Она прижалась к нему, не оборачиваясь. Так глубоко ее понимать мог лишь Ульвар.
— В детстве меня это раздражало, — продолжал король, — злило и казалось глупостью. А сейчас… Джай, я с ума схожу по тебе. Злюсь, да, даже бешусь иногда. Но эта твоя двойственность противоречий затягивает в тебя, как в омут.
— А если я полюблю другого, кого-нибудь, кто не ты, Уль? Что ты станешь делать?
Он вздрогнул и обнял ее крепче.
— Не знаю… Смотря как полюбишь. Если как меня — разумом, то я сражусь и одержу победу. А вот если сердцем… то на этом поле я проиграл. Нет, я не знаю, что тогда стану делать. Лучше будет для нас обоих, если этого не случится.
— Разве я тебя люблю разумом? Нет, Уль. Как раз мой рассудок восстает против этой любви…
Уль тихо рассмеялся.
— Ошибаешься. Рассудком ты всегда была моей. С самого детства. Тебе нравится, что я король, потому что ты и сама любишь в это играть. И тебе нравится та власть, которую тебе даю я. Но вот сердце… Сердце всего этого принять не может, а потому отвергает и меня.
— Моё сердце тает в твоих объятьях, — возразила она.
— Рассудок мой над сердцем не имеет власти, — процитировал король, — он холоден без жалости и строг, а сердцу глупому удел — безумие страсти. Ты — идеал мой, счастье и порок.

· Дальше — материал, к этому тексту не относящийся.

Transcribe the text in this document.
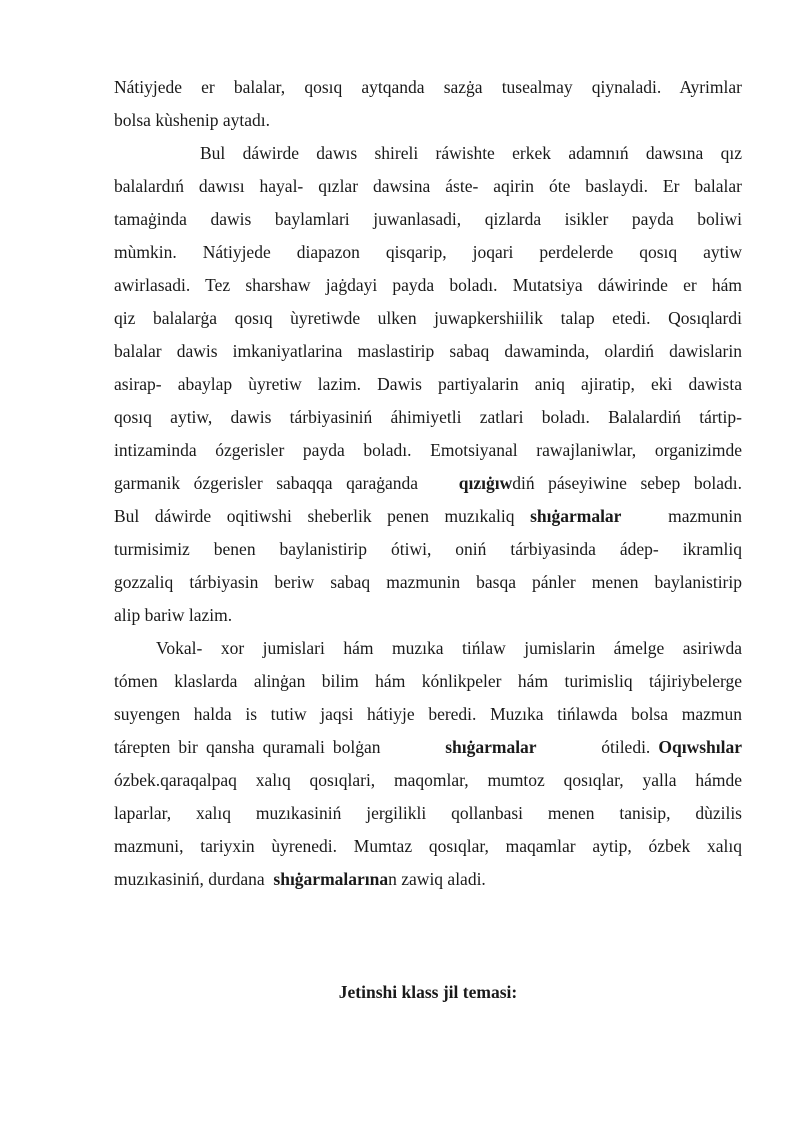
Nátiyjede er balalar, qosıq aytqanda sazġa tusealmay qiynaladi. Ayrimlar
bolsa kùshenip aytadı.
Bul dáwirde dawıs shireli ráwishte erkek adamnıń dawsına qız
balalardıń dawısı hayal- qızlar dawsina áste- aqirin óte baslaydi. Er balalar
tamaġinda dawis baylamlari juwanlasadi, qizlarda isikler payda boliwi
mùmkin. Nátiyjede diapazon qisqarip, joqari perdelerde qosıq aytiw
awirlasadi. Tez sharshaw jaġdayi payda boladı. Mutatsiya dáwirinde er hám
qiz balalarġa qosıq ùyretiwde ulken juwapkershiilik talap etedi. Qosıqlardi
balalar dawis imkaniyatlarina maslastirip sabaq dawaminda, olardiń dawislarin
asirap- abaylap ùyretiw lazim. Dawis partiyalarin aniq ajiratip, eki dawista
qosıq aytiw, dawis tárbiyasiniń áhimiyetli zatlari boladı. Balalardiń tártip-
intizaminda ózgerisler payda boladı. Emotsiyanal rawajlaniwlar, organizimde
garmanik ózgerisler sabaqqa qaraġanda qızıġıwdiń páseyiwine sebep boladı.
Bul dáwirde oqitiwshi sheberlik penen muzıkaliq shıġarmalar	mazmunin
turmisimiz benen baylanistirip ótiwi, oniń tárbiyasinda ádep- ikramliq
gozzaliq tárbiyasin beriw sabaq mazmunin basqa pánler menen baylanistirip
alip bariw lazim.
Vokal- xor jumislari hám muzıka tińlaw jumislarin ámelge asiriwda
tómen klaslarda alinġan bilim hám kónlikpeler hám turimisliq tájiriybelerge
suyengen halda is tutiw jaqsi hátiyje beredi. Muzıka tińlawda bolsa mazmun
tárepten bir qansha quramali bolġan	shıġarmalar	ótiledi. Oqıwshılar
ózbek.qaraqalpaq xalıq qosıqlari, maqomlar, mumtoz qosıqlar, yalla hámde
laparlar, xalıq muzıkasiniń jergilikli qollanbasi menen tanisip, dùzilis
mazmuni, tariyxin ùyrenedi. Mumtaz qosıqlar, maqamlar aytip, ózbek xalıq
muzıkasiniń, durdana shıġarmalarınan zawiq aladi.
Jetinshi klass jil temasi:
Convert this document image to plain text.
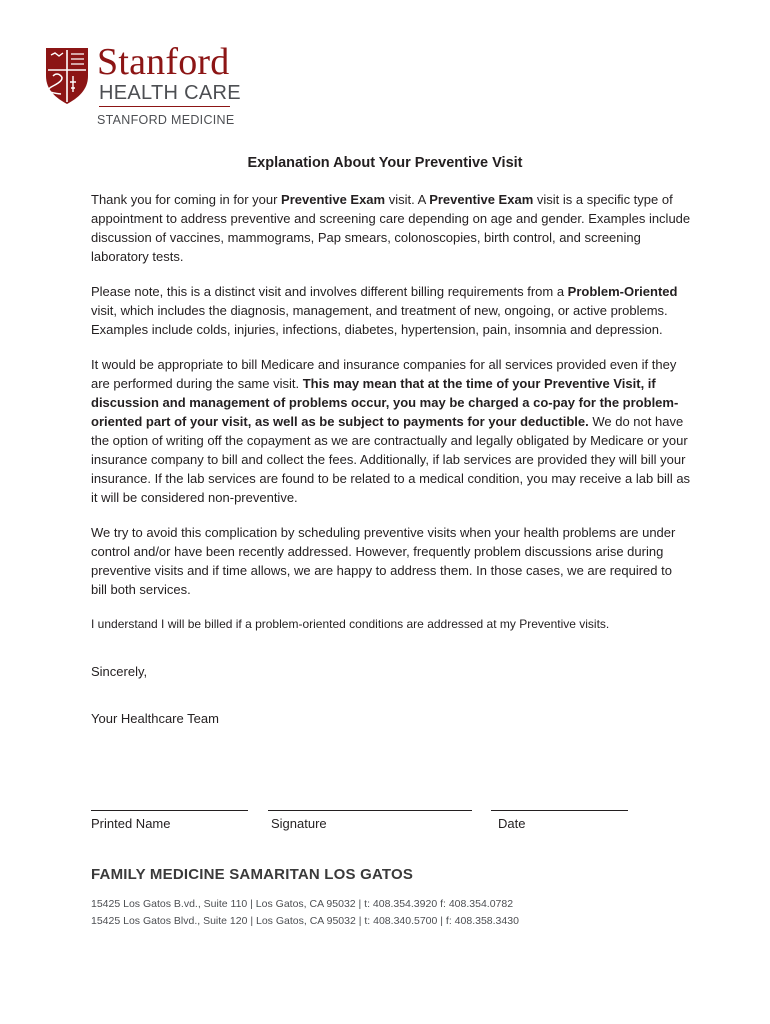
Stanford
HEALTH CARE
STANFORD MEDICINE
Explanation About Your Preventive Visit

Thank you for coming in for your Preventive Exam visit. A Preventive Exam visit is a specific type of appointment to address preventive and screening care depending on age and gender. Examples include discussion of vaccines, mammograms, Pap smears, colonoscopies, birth control, and screening laboratory tests.

Please note, this is a distinct visit and involves different billing requirements from a Problem-Oriented visit, which includes the diagnosis, management, and treatment of new, ongoing, or active problems. Examples include colds, injuries, infections, diabetes, hypertension, pain, insomnia and depression.

It would be appropriate to bill Medicare and insurance companies for all services provided even if they are performed during the same visit. This may mean that at the time of your Preventive Visit, if discussion and management of problems occur, you may be charged a co-pay for the problem-oriented part of your visit, as well as be subject to payments for your deductible. We do not have the option of writing off the copayment as we are contractually and legally obligated by Medicare or your insurance company to bill and collect the fees. Additionally, if lab services are provided they will bill your insurance. If the lab services are found to be related to a medical condition, you may receive a lab bill as it will be considered non-preventive.

We try to avoid this complication by scheduling preventive visits when your health problems are under control and/or have been recently addressed. However, frequently problem discussions arise during preventive visits and if time allows, we are happy to address them. In those cases, we are required to bill both services.

I understand I will be billed if a problem-oriented conditions are addressed at my Preventive visits.

Sincerely,

Your Healthcare Team

Printed Name	Signature	Date
FAMILY MEDICINE SAMARITAN LOS GATOS
15425 Los Gatos B.vd., Suite 110 | Los Gatos, CA 95032 | t: 408.354.3920 f: 408.354.0782
15425 Los Gatos Blvd., Suite 120 | Los Gatos, CA 95032 | t: 408.340.5700 | f: 408.358.3430
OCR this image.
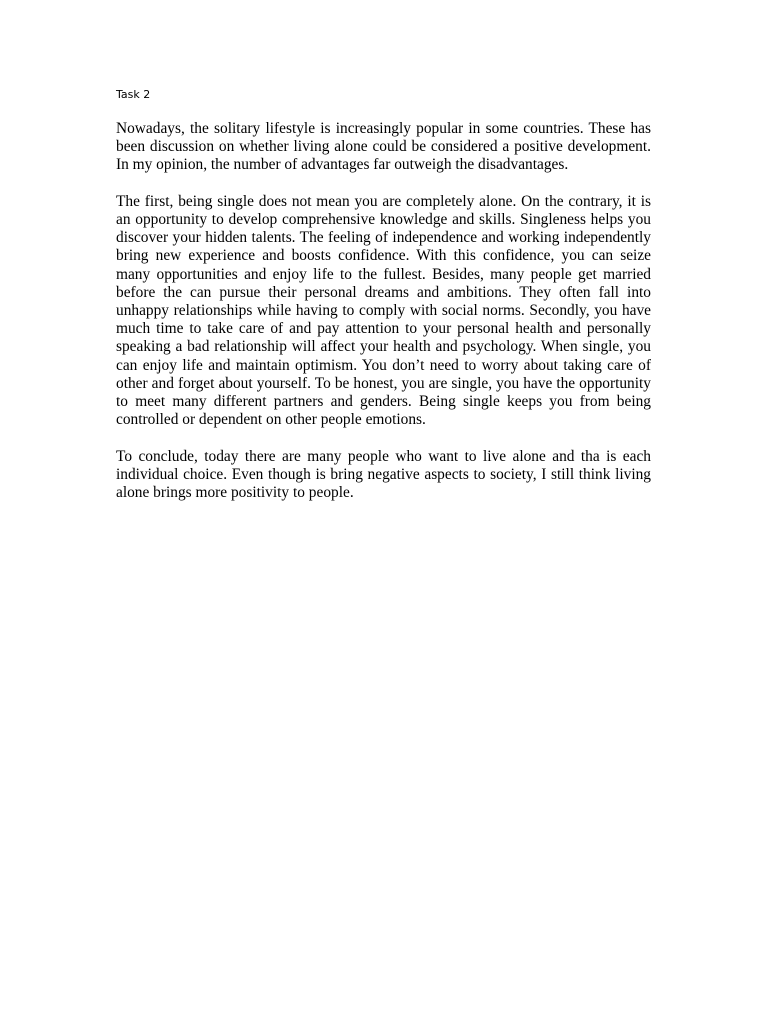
Task 2

Nowadays, the solitary lifestyle is increasingly popular in some countries. These has been discussion on whether living alone could be considered a positive development. In my opinion, the number of advantages far outweigh the disadvantages.

The first, being single does not mean you are completely alone. On the contrary, it is an opportunity to develop comprehensive knowledge and skills. Singleness helps you discover your hidden talents. The feeling of independence and working independently bring new experience and boosts confidence. With this confidence, you can seize many opportunities and enjoy life to the fullest. Besides, many people get married before the can pursue their personal dreams and ambitions. They often fall into unhappy relationships while having to comply with social norms. Secondly, you have much time to take care of and pay attention to your personal health and personally speaking a bad relationship will affect your health and psychology. When single, you can enjoy life and maintain optimism. You don’t need to worry about taking care of other and forget about yourself. To be honest, you are single, you have the opportunity to meet many different partners and genders. Being single keeps you from being controlled or dependent on other people emotions.

To conclude, today there are many people who want to live alone and tha is each individual choice. Even though is bring negative aspects to society, I still think living alone brings more positivity to people.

— И много ты прочёл моих стихов?
— Все. Ты сама себя не знаешь, Джай. Ты пыталась бороться с моей властью над тобой при помощи рассудка и проиграла. Знаешь почему? Потому что он — мой союзник. Всегда им был. Глупо было пытаться использовать его как оружие против меня.
Они снова замолчали. «Я потом подумаю над тем, что он сказал», — решила Джайри, откинув голову затылком на его плечо. Ей казалось, что мир остановился, замер, музыка отдалилась, и в сердце наступила тишина. Его объятья закрывали её от всего мира, словно крылья большой птицы.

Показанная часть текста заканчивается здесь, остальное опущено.